Finance Minister, Dr. Ngozi Okonjo-Iweala, in stating the government position had said the money – N92 billion according to her, which ASUU was demanding (but refuted by the union to be actually N87bn) was not only unrealistic, but also not within the reach of the Federal Government.
Her words at a 2-day conference of Commissioners of Finance and Accountants-General of States Ministries of Finance held in Minna, Niger State. “At present, ASUU wants the government to pay N92 billion in extra allowances when resources are not there and when we are working to integrate past increases in pensions. We need to make choices in this country as we are getting to the stage where recurrent expenditures take the bulk of our resources and people get paid but can do no work.”

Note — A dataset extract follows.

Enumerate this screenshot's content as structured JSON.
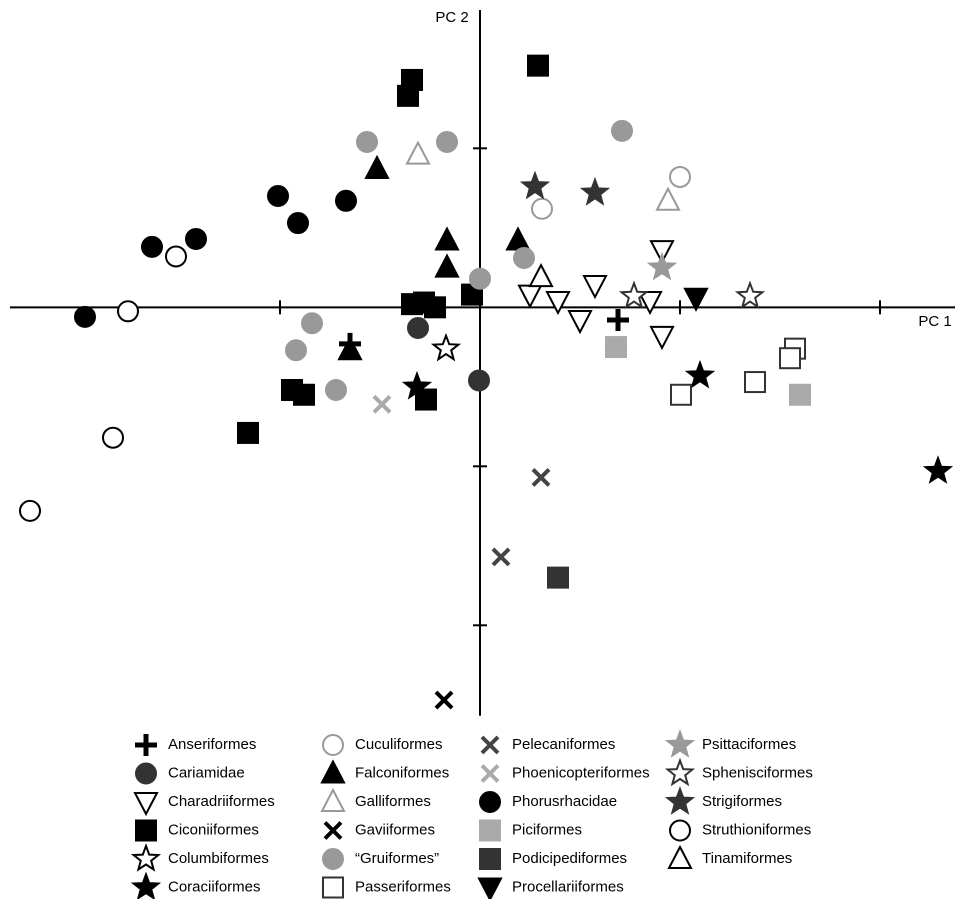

Series of deadlock had characterised meetings between ASUU leaders and the Federal Government Team lead by Governor Suswam of Benue State to resolve the crisis and pave way for lecturers to return back to work.
Mr. James Bidemi, a Senior Management staff in a public university, commended the ASUU action which seemed good and appropriate, but cautioned if the dispute is not resolved, it could destroy university education in the country. He called for state of emergency on education.
“Government should meet at least 50% to 60% of ASUU demand, and people will support government in the appeal for the strike to be called off. It’s about an agreement which government was bound to implement and also endeavour to tackle the decaying infrastructure in the university system.” A university teacher, in his reaction, wondered why the Minister of Education failed to capture these earned allowances owed to lecturers by the 2009 agreement in the 2013 budget. If they were legislators, the funds will be available.
Meanwhile, the strike is biting hard as students have been roaming the streets, lured into criminality and social vices like prostitution, drug trafficking, kidnapping and political thuggery.
Chief Joshua Nwosu, a businessman with three children in the university now at home blamed bad and insensitive leaders for the horrible condition of the education system.“The government just refused to allocate sufficient fund to education despite the abundant financial resources available. Millions of our youths are jobless, yet government is not willing to provide adequate money for educational development. Something drastic must be done to save our education from total collapse. President Jonathan should act fast and be patriotic.”